Bush's 20-in-10 plan is a goal he set forth in his most recent State of the Union address. It aims to cut America's gasoline usage by 20 percent over the next 10 years.
Alternative Fuels
Part of the proposal is to set a mandatory fuel standard that calls for 35 billion gallons of renewable and other alternative fuels by 2017. "That's nearly five times the current target," Bush noted.
The other part of the president's proposal is to increase automobile fuel efficiency. His administration has twice increased fuel economy standards for light trucks, but government standards for passenger cars have essentially gone unchanged for two decades.
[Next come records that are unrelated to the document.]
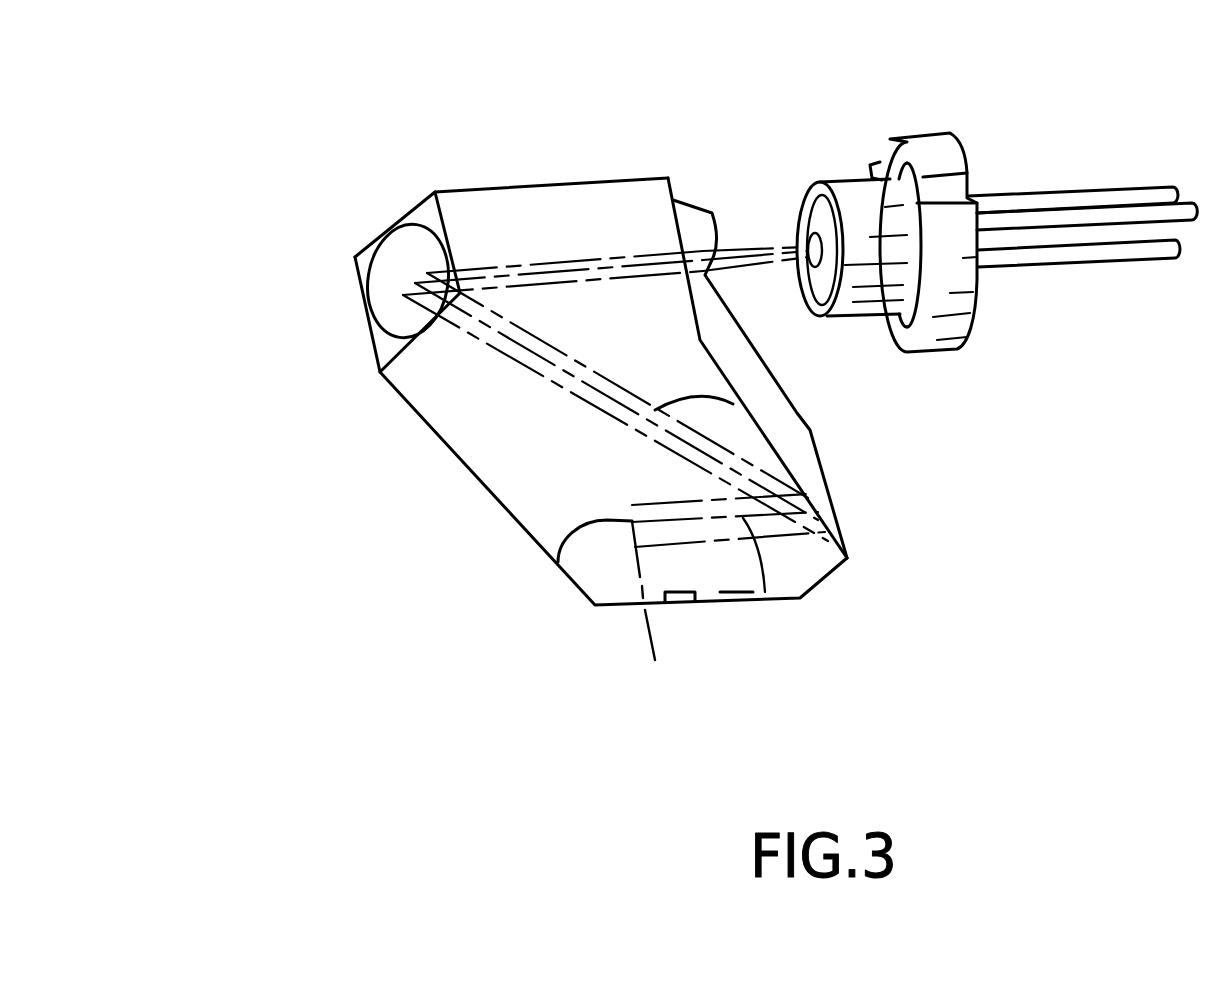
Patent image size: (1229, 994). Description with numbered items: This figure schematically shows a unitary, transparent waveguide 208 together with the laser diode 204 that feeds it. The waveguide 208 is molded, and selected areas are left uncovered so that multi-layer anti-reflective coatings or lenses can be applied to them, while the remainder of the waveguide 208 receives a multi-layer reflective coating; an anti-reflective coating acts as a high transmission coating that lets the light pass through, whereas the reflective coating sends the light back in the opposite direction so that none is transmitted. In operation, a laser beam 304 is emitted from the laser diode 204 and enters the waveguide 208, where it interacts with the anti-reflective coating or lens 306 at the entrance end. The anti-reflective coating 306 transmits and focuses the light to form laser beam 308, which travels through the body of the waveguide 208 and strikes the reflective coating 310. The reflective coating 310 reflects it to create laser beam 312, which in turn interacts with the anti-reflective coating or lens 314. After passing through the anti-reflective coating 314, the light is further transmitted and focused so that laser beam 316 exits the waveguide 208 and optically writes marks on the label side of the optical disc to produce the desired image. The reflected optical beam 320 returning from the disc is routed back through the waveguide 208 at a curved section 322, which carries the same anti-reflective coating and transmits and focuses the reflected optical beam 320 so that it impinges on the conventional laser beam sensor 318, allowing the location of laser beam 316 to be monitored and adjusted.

The waveguide 208 is at (290, 290).
The anti-reflective coating or lens 306 is at (403, 227).
The laser beam 304 is at (755, 227).
The laser diode 204 is at (960, 327).
The laser beam 308 is at (748, 411).
The reflective coating 310 is at (805, 508).
The laser beam sensor 318 is at (966, 577).
The anti-reflective coating or lens 314 is at (547, 563).
The laser beam 316 is at (643, 613).
The laser beam 312 is at (762, 602).
The reflected optical beam 320 is at (745, 593).
The curved section 322 is at (688, 601).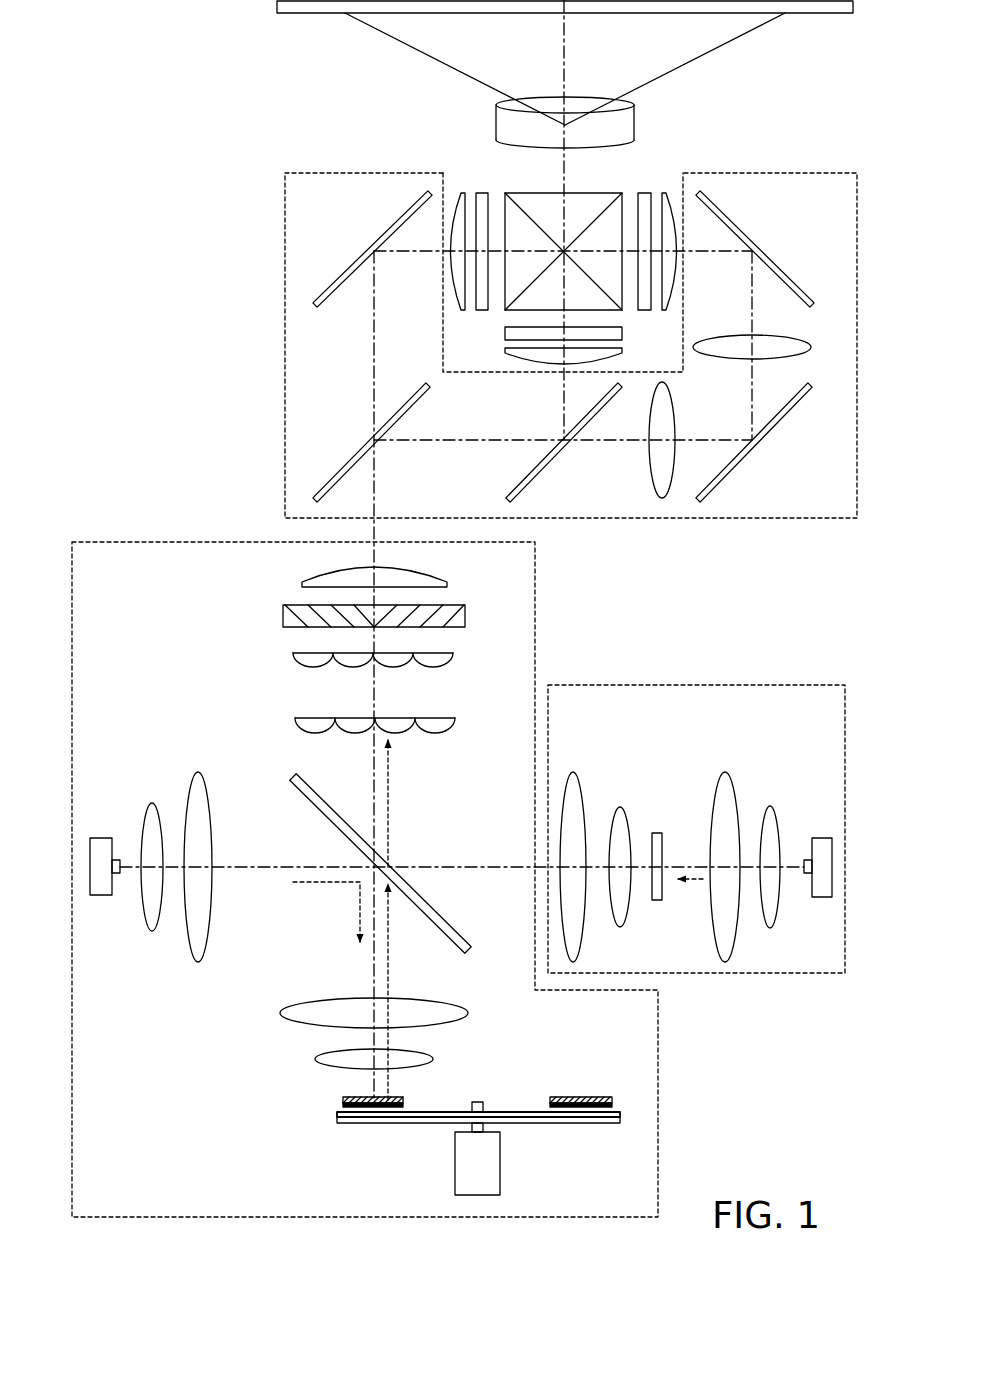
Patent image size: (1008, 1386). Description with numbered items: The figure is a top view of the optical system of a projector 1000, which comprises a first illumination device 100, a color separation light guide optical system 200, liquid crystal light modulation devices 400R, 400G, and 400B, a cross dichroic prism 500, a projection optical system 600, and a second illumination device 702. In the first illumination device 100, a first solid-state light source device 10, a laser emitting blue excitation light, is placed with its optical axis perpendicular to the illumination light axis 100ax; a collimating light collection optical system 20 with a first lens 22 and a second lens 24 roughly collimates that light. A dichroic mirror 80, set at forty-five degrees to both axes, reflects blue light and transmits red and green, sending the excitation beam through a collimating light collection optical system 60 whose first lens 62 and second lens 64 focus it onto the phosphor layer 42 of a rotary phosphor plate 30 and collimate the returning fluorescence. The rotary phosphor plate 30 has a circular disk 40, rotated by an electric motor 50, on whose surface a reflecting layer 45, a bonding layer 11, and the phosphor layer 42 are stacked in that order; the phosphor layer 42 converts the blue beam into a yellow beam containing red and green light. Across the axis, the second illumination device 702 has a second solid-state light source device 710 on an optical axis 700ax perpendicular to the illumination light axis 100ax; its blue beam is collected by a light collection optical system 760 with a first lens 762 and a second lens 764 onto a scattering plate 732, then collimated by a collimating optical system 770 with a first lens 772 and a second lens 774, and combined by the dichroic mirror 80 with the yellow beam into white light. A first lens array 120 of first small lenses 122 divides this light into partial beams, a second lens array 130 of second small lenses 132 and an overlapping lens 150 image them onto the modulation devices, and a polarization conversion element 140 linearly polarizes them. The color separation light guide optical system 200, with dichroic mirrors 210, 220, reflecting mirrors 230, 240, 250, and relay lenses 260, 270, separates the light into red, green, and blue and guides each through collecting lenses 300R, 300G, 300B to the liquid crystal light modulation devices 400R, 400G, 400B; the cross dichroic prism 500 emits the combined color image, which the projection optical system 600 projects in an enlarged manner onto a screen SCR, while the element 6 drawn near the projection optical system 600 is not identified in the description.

The projector 1000 is at (240, 92).
The screen SCR is at (820, 14).
The projection optical axis / image light 6 is at (548, 105).
The projection optical system 600 is at (496, 125).
The cross dichroic prism 500 is at (610, 197).
The liquid crystal light modulation device 400R is at (482, 193).
The liquid crystal light modulation device 400G is at (505, 333).
The liquid crystal light modulation device 400B is at (645, 193).
The collecting lens 300R is at (455, 197).
The collecting lens 300G is at (505, 352).
The collecting lens 300B is at (673, 195).
The color separation light guide optical system 200 is at (805, 519).
The dichroic mirror 210 is at (343, 466).
The dichroic mirror 220 is at (540, 468).
The reflecting mirror 230 is at (320, 300).
The reflecting mirror 240 is at (768, 432).
The reflecting mirror 250 is at (812, 300).
The relay lens 260 is at (650, 458).
The relay lens 270 is at (780, 343).
The first illumination device 100 is at (658, 1135).
The illumination light axis 100ax is at (374, 540).
The overlapping lens 150 is at (437, 573).
The polarization conversion element 140 is at (455, 605).
The second lens array 130 is at (379, 654).
The second small lens 132 is at (300, 660).
The first lens array 120 is at (379, 721).
The first small lens 122 is at (300, 726).
The first solid-state light source device 10 is at (122, 835).
The collimating light collection optical system 20 is at (213, 716).
The first lens 22 is at (153, 805).
The second lens 24 is at (200, 772).
The dichroic mirror 80 is at (446, 928).
The optical axis 700ax is at (477, 867).
The rotary phosphor plate 30 is at (540, 1065).
The collimating light collection optical system 60 is at (205, 992).
The first lens 62 is at (316, 1053).
The second lens 64 is at (283, 1013).
The phosphor layer 42 is at (343, 1100).
The bonding layer 11 is at (343, 1106).
The reflecting layer 45 is at (337, 1114).
The circular disk 40 is at (337, 1122).
The electric motor 50 is at (501, 1172).
The second illumination device 702 is at (805, 975).
The second solid-state light source device 710 is at (797, 840).
The light collection optical system 760 is at (810, 738).
The first lens 762 is at (774, 808).
The second lens 764 is at (730, 780).
The scattering plate 732 is at (657, 833).
The collimating optical system 770 is at (658, 738).
The first lens 772 is at (622, 810).
The second lens 774 is at (578, 780).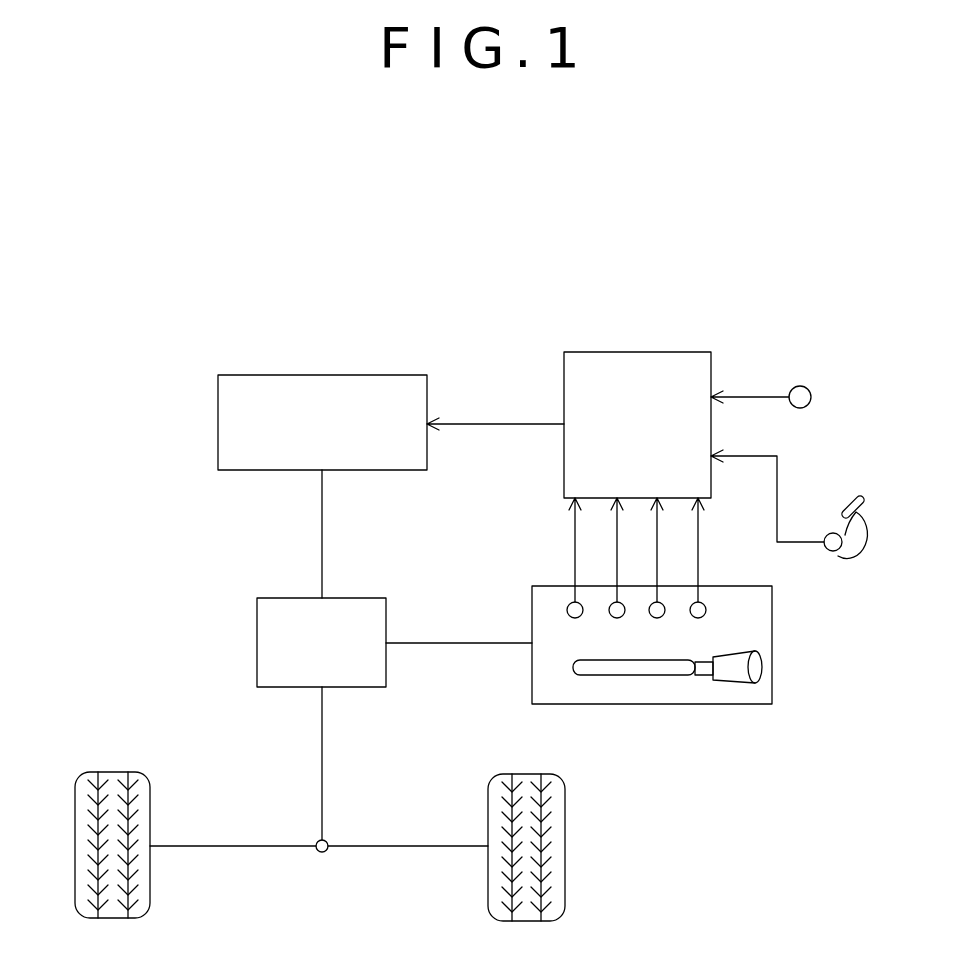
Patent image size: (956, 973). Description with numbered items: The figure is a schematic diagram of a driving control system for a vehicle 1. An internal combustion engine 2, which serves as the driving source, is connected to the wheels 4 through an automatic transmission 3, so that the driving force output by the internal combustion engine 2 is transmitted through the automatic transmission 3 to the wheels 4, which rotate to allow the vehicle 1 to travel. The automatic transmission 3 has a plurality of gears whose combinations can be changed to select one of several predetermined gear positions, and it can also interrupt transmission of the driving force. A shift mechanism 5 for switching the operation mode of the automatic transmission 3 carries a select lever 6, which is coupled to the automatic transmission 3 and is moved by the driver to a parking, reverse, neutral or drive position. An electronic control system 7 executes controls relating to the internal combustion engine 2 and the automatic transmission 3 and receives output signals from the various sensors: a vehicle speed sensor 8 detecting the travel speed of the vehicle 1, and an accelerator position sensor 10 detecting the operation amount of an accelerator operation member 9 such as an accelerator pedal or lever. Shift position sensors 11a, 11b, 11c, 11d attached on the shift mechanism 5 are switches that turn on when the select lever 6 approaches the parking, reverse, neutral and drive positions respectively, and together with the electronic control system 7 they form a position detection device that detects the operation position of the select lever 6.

Part of the president's rationale for making changes is to reduce American dependence on oil, he said, which is a risk for the U.S. economy because a supply disruption could have a harmful impact by driving up fuel costs. In addition, he said dependence on oil makes America more vulnerable to hostile regimes and terrorists.
Not So New?
"It looks to me likes he's offering old wine in a new bottle to some extent," H. Sterling Burnett, a senior fellow with the National Center for Policy Analysis, told TechNewsWorld. "He says he's going to do something, both about climate change and energy dependence, and the plans that he's trying out are things that he's already offered. ... [As] for his new rules and regulations? Well, they are going to be done when? As he's leaving the White House and turning the keys over to the new president, basically."
Burnett not sure that raising fuel economy standards is going to generate much savings in fuel use and emissions, he added.
"The reason is, if we raise fuel economy standards, you make it cheaper to drive. And when you make something cheaper that people like to do, they do more of it," he explained.